Obtain theta_bound by calculating: theta_bound = kaC/(kaC + kd)
Obtain t1/2 = ln2/kd

Two sets of plots of the data and fits will be displayed in separate windows. 

Figure 1: The upper plot shows the fits obtained using the Case 1 Approximate Model, which is an intermediate step in the fitting pipeline.  The lower plot shows all of the full model fits obtained using the Case 1 parameters (kaC, kd and IP_sat) as input along with a wide range of kxl values.  You can see the input values by double-clicking the file “K_all_app_case1” (in the Workspace window, upper right).  The lower plot often appears as only two lines because changing the initial kxl estimates does not often affect the final fits, and thus the multiple fits are on top of one another.  You can view the parameters derived from these multiple fits to the full model by double-clicking “K_all_case1” in the Workspace window. Note that when you see zeroes among the fitted parameters, this indicates that the fit failed.  

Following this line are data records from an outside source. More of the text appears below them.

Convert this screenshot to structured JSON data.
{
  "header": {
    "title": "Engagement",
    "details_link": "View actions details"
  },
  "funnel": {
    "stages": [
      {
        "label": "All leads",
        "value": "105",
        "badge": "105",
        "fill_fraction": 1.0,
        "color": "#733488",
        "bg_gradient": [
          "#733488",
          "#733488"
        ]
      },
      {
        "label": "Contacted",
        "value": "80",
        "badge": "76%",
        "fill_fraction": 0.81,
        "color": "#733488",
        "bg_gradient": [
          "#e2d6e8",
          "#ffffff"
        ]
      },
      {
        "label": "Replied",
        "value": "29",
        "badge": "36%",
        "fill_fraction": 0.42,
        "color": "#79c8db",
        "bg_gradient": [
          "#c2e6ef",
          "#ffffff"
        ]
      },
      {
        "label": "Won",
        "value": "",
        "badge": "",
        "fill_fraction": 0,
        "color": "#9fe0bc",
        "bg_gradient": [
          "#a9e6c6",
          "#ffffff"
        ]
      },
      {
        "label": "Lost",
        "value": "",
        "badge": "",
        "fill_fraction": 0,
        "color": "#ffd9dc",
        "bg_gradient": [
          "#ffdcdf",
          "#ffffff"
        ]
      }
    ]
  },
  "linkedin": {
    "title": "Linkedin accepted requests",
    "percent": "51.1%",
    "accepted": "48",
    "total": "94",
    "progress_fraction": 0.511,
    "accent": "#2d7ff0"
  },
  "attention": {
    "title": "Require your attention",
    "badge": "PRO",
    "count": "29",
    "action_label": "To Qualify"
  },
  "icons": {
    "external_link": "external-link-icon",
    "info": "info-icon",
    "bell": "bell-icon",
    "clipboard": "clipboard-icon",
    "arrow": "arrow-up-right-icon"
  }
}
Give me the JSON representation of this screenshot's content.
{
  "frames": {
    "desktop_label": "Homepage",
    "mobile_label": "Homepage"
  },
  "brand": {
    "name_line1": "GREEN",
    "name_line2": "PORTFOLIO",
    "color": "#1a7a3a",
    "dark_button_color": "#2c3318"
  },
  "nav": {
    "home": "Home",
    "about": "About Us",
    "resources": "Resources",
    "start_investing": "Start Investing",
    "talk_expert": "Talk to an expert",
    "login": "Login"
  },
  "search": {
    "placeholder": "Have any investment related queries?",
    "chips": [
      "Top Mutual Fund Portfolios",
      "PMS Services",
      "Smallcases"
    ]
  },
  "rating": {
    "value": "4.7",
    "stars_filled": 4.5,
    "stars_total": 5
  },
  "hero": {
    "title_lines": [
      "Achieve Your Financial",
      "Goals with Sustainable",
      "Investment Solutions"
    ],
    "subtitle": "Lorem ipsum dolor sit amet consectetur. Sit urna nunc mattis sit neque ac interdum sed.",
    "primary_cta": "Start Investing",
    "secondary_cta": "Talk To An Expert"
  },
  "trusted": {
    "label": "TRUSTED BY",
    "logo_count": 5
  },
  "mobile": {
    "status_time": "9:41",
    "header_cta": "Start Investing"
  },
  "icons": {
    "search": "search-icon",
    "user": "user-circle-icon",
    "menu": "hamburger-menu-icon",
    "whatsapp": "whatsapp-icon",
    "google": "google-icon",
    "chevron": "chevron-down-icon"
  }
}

Figure 2: This shows the best final fits (lowest RMSE) of the data to the full CLK model, and is the result you’re most interested in. (This Figure will have a different figure number if you changed it in Step 4.) 

You can alter the graphical display using the various tools in the plot menu.  If you save the graph as a .fig it can be opened later in MATLAB.  In general, the best way to save a graphical image for later presentation is to save it as a .pdf, then open it in Photoshop and save in a high resolution format.

If you are fitting more than one dataset, be sure to close the graph windows from the first dataset before fitting a subsequent dataset.  Otherwise the two datasets will be superimposed on the same graph.